On peut supposer que l’aménagement spatial et la conception des bâtiments créés pour les Jeux olympiques et paralympiques 2024, comme le village des athlètes qui deviendra ensuite un quartier urbain, ont intégré de façon assez centrale les enjeux de sécurité et de sûreté. Par exemple, des enjeux de visibilité des caméras dans des espaces publics, des formes de prévention situationnelle, etc. Ces éléments resteront sans doute tels qu’ils sont, malgré la transformation de ces lieux. D’autre part, les politiques de sécurité qui ont été mises en œuvre par les élu·es à l’échelle locale et nationale, que ce soit à Saint-Denis ou à Paris, se maintiendront. Cela concerne notamment l’investissement public dans la sécurité, qui se fait au détriment d’autres politiques, et ce, particulièrement en temps de réduction des dépenses publiques. On peut se poser la question de la validité de tels arbitrages, particulièrement dans des quartiers populaires où l’accès à l’emploi, à l’éducation, la lutte contre la discrimination ou la rénovation des logements semblent prioritaires.
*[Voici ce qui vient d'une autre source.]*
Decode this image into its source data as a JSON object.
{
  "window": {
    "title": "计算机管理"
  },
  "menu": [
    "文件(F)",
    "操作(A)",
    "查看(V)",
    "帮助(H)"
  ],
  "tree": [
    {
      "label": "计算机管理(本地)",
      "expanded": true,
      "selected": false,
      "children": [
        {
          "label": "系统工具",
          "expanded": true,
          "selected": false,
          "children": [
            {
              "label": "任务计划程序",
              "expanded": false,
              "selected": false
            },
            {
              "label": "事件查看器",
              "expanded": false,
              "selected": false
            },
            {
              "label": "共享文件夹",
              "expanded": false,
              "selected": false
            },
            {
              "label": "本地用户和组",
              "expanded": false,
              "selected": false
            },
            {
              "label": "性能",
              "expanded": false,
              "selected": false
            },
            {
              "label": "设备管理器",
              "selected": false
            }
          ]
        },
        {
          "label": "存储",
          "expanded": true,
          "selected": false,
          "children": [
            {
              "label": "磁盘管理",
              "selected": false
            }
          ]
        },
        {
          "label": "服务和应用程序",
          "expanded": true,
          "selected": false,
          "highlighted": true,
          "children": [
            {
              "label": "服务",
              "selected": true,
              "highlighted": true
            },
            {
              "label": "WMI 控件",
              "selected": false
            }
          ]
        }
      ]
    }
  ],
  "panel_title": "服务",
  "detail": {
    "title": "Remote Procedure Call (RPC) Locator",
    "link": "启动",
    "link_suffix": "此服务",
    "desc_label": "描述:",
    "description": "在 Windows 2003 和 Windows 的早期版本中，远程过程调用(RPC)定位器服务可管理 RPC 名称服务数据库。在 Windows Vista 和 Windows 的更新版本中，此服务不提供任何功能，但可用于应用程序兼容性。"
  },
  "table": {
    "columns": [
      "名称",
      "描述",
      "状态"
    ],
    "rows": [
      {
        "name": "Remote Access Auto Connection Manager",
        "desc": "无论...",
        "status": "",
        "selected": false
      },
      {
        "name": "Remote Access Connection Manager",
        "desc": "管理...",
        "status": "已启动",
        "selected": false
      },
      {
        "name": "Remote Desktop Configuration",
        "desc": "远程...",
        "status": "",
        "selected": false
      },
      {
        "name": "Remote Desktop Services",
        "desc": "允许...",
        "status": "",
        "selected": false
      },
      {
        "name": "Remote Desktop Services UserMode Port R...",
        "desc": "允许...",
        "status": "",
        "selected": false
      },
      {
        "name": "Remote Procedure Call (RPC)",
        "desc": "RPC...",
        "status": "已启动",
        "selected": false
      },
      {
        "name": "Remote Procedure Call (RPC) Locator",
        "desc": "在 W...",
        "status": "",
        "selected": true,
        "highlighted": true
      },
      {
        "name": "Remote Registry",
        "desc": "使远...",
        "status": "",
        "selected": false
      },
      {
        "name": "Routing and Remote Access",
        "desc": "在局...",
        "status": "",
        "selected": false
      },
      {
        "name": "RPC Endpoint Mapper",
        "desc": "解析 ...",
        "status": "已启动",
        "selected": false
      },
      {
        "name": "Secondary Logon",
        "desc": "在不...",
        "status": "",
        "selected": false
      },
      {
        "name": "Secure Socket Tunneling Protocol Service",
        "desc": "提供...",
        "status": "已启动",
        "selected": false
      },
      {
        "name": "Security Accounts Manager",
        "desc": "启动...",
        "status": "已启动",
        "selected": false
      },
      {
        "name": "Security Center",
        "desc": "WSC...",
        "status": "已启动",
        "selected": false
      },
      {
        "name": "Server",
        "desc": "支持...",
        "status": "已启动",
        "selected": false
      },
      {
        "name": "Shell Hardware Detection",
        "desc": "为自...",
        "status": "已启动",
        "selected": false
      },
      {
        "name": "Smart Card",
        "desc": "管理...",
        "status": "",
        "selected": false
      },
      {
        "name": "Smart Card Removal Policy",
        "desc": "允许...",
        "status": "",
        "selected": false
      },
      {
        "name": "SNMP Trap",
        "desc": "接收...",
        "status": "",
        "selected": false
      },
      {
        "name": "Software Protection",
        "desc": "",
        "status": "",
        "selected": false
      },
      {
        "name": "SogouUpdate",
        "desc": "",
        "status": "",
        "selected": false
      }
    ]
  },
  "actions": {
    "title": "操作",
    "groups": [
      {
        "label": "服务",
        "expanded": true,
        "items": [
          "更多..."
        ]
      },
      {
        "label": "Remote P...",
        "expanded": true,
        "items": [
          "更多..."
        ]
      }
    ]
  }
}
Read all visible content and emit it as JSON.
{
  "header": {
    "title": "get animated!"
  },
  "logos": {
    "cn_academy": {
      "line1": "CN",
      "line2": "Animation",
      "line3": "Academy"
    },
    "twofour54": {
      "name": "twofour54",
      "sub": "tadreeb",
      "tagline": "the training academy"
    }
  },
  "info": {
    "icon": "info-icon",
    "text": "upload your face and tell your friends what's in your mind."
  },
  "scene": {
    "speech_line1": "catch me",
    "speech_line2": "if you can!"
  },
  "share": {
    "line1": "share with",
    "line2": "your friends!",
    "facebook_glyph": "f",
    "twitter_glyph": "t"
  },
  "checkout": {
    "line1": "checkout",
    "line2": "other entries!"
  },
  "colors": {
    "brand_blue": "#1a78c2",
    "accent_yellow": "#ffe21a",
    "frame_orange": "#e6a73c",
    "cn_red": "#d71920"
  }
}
En ce qui concerne la VSA, il semble probable que celle-ci soit ensuite pérennisée. La nature et les critères de l’évaluation de cette expérimentation restent jusqu’à présent assez flous. En Angleterre par exemple, la police métropolitaine de Londres avait expérimenté la reconnaissance faciale – elle a confié l’évaluation de cette initiative à deux chercheurs, qui ont produit un rapport détaillé et publiquement accessible sur le fonctionnement de cette technologie (Fussey et Murray, 2019), dont l’usage a été pérennisé. Malheureusement, le verrouillage de la communication autour des Jeux olympiques et paralympiques, par les organisateurs comme par certains représentant·es des pouvoirs publics, signifie qu’il est difficile d’avoir accès à des données fiables sur l’utilisation réelle de ces technologies et d’en rendre compte. Cela permettrait pourtant de mieux comprendre quels espaces, types de comportements ou encore groupes d’individus sont ciblés, pour quelles raisons, et la façon dont cela interagit avec les pratiques des professionnel·les de la sécurité ou encore l’entrainement des algorithmes.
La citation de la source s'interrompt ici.